Bu şuna benziyor... Sokakta karşılaştığınız bir ihtiyaçlı kişiye karnını doyurması için para verebilirsiniz. Ama onu alıp evinize getirmezsiniz. Evinize getirseniz de kendisine yatak odanızı vermez, eline kumandayı tutuşturmaz, baba koltuğuna oturtmazsınız. Eğer bunu yaparsanız her türlü istismara razı olduğunuz anlamına gelir bu. İhtiyaçlı kişi sizi istismar etmek zorunda kalır.

. . .

Türkiye’ye gelen Suriyeliler, Iraklılar, Libyalılar, Afganlılar, Pakistanlılar, İranlılar, Ürdünlüler, Mısırlılar... ‘Gelenlerin her biri memnun ki yerinden, çok seneler geçti dönen yok seferinden...’ Bir tek politik tasarrufla içeri alınan bunca insanı hiç bir politik tasarrufla buradan geriye döndüremezsiniz... Vatanlarından çıkmak için birbirini çiğneyen bu kitle, ülkelerine geri dönmemek için karşılarına çıkan her türlü gücü ezer geçer.
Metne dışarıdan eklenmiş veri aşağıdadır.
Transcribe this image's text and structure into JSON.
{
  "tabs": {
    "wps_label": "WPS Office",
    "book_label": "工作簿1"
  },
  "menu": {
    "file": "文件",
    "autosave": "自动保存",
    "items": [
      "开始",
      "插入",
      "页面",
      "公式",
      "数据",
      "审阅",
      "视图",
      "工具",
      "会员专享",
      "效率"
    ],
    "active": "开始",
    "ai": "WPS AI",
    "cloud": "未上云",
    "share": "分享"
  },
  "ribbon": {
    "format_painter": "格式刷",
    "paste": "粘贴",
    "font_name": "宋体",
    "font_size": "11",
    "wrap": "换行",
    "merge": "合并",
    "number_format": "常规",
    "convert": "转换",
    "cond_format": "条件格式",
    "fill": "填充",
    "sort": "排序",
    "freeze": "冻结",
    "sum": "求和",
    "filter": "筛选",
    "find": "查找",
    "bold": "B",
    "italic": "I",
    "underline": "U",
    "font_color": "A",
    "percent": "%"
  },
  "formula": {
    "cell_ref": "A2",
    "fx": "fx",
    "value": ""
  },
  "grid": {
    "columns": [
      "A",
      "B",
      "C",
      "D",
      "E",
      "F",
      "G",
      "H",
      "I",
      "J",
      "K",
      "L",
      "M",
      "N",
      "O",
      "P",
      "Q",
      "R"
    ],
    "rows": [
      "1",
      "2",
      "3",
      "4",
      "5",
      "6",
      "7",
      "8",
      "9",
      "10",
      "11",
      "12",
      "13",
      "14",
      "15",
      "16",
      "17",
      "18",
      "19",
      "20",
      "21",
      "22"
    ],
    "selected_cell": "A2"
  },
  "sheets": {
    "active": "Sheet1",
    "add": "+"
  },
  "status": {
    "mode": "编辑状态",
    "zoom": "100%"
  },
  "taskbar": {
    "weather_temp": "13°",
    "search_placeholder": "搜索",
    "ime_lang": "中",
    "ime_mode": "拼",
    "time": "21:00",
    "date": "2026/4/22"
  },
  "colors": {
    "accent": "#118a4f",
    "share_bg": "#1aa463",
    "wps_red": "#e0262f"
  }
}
Nitekim duymuşluğum var, ‘Allah razı olsun Suriye’de savaşı çıkaranlardan... O savaş çıkmasaydı Türkiye’ye gelemezdik’ diyeni...

. . .

Türk, Avrupa ve Asya’nın arasında bin yıldır icra edilen bir görevin adıdır. Ve Türk dünya politiği açısından varlığı zorunlu bir aktördür. Şunu rahatlıkla söyleyebilirim... Türk, bu göç ile kimliğini oluşturan en temel yapıtaşlarını yükselen bir balondan aşağı atmıştır. Önümüzdeki yüzyıllardan sonra bu topraklarda Türk’ün varlığını koruyup koruyamayacağı tartışılır hale gelmiştir. Bu bir hissiyat değil, çok temel bir sabit delilim var. İstanbullu kimliği nasıl son otuz kırk yıl içinde hiç var olmamışçasına yok olmuşsa... Türk kimliği de böylesi bir yok oluş sürecine girmiştir. Kırk yıl, elli yıl değil ama üç kuşak sonra bu kimlik bu topraklarda varlığını bu şekilde sürdüremez. Tarihin temel aktörlerinden birisi olan bu halk, geçmişte tarihin temel aktörlerinden olan birçok halk gibi İskitler gibi, Keltler gibi, Hunlar gibi eriyip dönüşür. Balkanlarda Bulgarlar ne ise Anadolu’da da Türk o olur.

. . .

Tabii biz kimiz ki öngörümüz ne ola... Onca kitap okuduk da bir şey mi olduk… Onca kitap yazdık da ne ettik... Onca mektep medrese tahsil ettik, onca mesele etüt ettik, onca gezdik gördük de ne oldu. Tabii ki biz bilmeyiz işin doğrusunu... Konuşuyoruz işte...

. . .

Aylardır karar vermişliğim var; baktığım şeyde olumsuzluğu fark etmeyeceğim diye. Olumsuzu, eksiği ve endişe verici olanı değil olumlu olanı, tamam olanı ve güzelliği görmeye çalışacağım. Bu prensip doğrultusunda bakacak olursak olumlu bir takım yanları da var bu işin. Artık kakuleli kahveyi her yerde bulmak mümkün. Eskiden ramazandan ramazana tattığımız humus da felafel de her yerde var... Tek dilli idik çocuklarımız iki dilli olmak durumunda. Doğuda mı batıda mıyız belli değildi. İçinde bu kadar Arap’ın olduğu gemi Batıya gidemez gayri. En azından bir istikamet sahibi olduk.”